Solid particles (particulates) are also released. These contain carbon and are seen as soot or smoke. Particulates cause global dimming. They reduce the amount of sunlight reaching the Earth’s surface.
Acidic oxides
Carbon dioxide dissolves in water in the atmosphere to form a weakly acidic solution. This means that rainwater is naturally slightly acidic. However, some of the products from burning fuels make rainwater more acidic than normal. This is acid rain.

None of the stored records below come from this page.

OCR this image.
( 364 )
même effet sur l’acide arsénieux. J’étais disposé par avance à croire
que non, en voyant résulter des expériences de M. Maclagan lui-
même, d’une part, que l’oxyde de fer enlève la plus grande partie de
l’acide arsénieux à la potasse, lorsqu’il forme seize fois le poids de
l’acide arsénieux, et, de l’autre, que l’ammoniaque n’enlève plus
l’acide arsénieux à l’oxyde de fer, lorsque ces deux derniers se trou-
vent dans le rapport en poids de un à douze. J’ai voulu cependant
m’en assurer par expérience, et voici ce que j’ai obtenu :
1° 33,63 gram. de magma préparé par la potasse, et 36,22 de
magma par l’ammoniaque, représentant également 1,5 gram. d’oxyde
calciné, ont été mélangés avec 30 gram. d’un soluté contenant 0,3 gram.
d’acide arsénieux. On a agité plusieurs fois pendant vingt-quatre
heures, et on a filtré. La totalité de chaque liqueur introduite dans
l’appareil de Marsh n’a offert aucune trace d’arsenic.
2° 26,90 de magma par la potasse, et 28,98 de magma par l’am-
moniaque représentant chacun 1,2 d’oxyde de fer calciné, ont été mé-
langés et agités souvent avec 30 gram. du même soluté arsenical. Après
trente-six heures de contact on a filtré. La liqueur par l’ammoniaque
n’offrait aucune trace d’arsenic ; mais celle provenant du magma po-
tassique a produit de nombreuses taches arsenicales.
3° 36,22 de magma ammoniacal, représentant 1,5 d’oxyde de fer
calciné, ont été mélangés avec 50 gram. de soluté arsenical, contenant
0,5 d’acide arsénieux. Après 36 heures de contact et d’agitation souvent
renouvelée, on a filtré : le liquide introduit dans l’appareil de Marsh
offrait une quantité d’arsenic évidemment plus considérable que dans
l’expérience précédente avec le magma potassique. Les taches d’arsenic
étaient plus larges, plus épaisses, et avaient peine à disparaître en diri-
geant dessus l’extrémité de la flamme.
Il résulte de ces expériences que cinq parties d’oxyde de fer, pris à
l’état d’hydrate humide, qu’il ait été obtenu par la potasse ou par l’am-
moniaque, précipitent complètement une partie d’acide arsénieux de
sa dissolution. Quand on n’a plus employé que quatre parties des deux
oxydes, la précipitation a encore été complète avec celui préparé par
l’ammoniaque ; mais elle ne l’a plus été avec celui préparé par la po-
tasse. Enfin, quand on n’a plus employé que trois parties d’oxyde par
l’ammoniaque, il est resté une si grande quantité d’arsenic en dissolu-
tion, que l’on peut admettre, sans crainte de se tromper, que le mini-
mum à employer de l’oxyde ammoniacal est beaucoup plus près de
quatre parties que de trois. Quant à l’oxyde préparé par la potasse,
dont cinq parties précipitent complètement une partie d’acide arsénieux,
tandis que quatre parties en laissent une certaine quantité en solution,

Acid rain reacts with metals and rocks such as limestone, causing damage to buildings and statues. Acid rain damages the waxy layer on the leaves of trees. This makes it more difficult for trees to absorb the minerals they need for healthy growth and they may die. Acid rain also makes rivers and lakes too acidic for some aquatic life to survive.
Sulfur dioxide
Coal and most hydrocarbon fuels naturally contain some sulfur compounds. When the fuel burns, the sulfur it contains is oxidised to sulfur dioxide:
sulfur + oxygen → sulfur dioxide
This gas dissolves in water to form an acidic solution. It is a cause of acid rain.
Sulfur can be removed from fuels before they are used. ‘Low sulfur’ petrol and diesel are widely available at filling stations to use in vehicles. In power stations, sulfur dioxide can be removed from the waste gases before they are released from chimneys. The waste gases are treated with powdered limestone. The sulfur dioxide reacts with it to form calcium sulfate. This can be used to make plasterboard for lining interior walls, so turning a harmful product into a useful one.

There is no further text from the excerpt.